Wednesday, 13 February 2013

Analysing an Online Community

I had a look at carrying out network analysis of the relations in an online community for the Coursera Social Network Analysis class.

Original Bulletin Board Graph
Original Bulletin Board Graph
The community was a UK based bulletin board of general chat, completely anonymised. I wanted to look at the relationship between topics and see what could be inferred from that, so in the graphs the nodes are threads and the edges are people who posted between threads. This post is mainly about the network analysis, another will look at nitty gritty of how I carried it out.


In short, Python and Gephi -more details later.

The Network

I ended up with a network of 79 nodes and 345 edges. The node labels were extracted keywords from the threads -edges were people who posted between threads.


First question is there anything to look at? Any Structure? One way to tell is by constructing a random graph and comparing it's properties with those of our graph -this can be done, a little tediously, with Gephi.

Our graph has an average degree of 8.73, a shortest path length of 2.22 and an average clustering coefficient of 0.634. In comparison a random graph with same node and edge counts has a degree of ~4.4 a path length of 2.2 and the clustering coefficeient of 0.144 degree is considerably lower than our graph, so nodes are more connected and, although the path length is similar to a random graph the clustering is higher, indicating small world properties -which gives us something to look at.

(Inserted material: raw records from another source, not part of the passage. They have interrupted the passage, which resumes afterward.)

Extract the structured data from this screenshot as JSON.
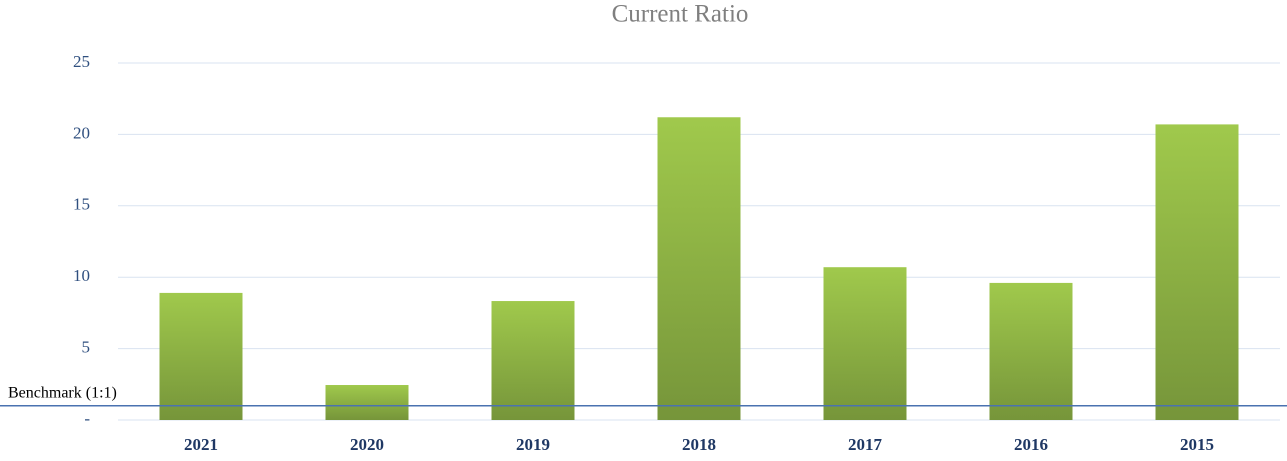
{
  "chart_data": {
    "type": "bar",
    "title": "Current Ratio",
    "categories": [
      "2021",
      "2020",
      "2019",
      "2018",
      "2017",
      "2016",
      "2015"
    ],
    "values": [
      8.9,
      2.45,
      8.33,
      21.2,
      10.7,
      9.6,
      20.7
    ],
    "gradient": [
      "#a0c94c",
      "#76953a"
    ],
    "ylim": [
      0,
      25
    ],
    "yticks": [
      {
        "value": 0,
        "label": "-"
      },
      5,
      10,
      15,
      20,
      25
    ],
    "grid": true,
    "benchmark": {
      "label": "Benchmark (1:1)",
      "value": 1,
      "color": "#4a72b0"
    }
  }
}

There are a 3 super nodes in the graph :

clarkson, people, one, bbc1015
people, like, money, would650
clarkson, one, public, sector343.

People in the UK can probably guess the reason for the first and third nodes. The comment was so outrageous that perhaps most people felt that they had to say something about it, and abnormal relationships in the graph could be created. After removal of the clarkson nodes the graph is as below:
Clarkson free graph
Clarkson free graph
Running Gephi Modularity with a resolution of 1.0 gives us 6 groups. Groups 4, 5 and 0 seem to be too diverse to say anything much about. Group 1 is mainly about sport, although its' highest degree node is about Apple. Group 3 is about UK domestic topics, Group 2 is more global centring around politics and economics.


We can see that there is some clustering of subjects when we relate them by people although we have not discovered any surprises on this small data set, as similar subjects cluster together. Next steps for this study would be too use a more sophisticated way of extracting the labels from the thread text, run against a larger data set and perhaps introduce the notion of time as an attribute, one could then perhaps look at 'contagion' of the network by a topic, the Clarkson posts might be interesting here. We could also invert the network and relate people by posts -but that seemed less interesting.


  1. Had totally missed this, but then I never listen to Clarkson:

    1. I like Clarkson -you just have to remember he's a professional fool.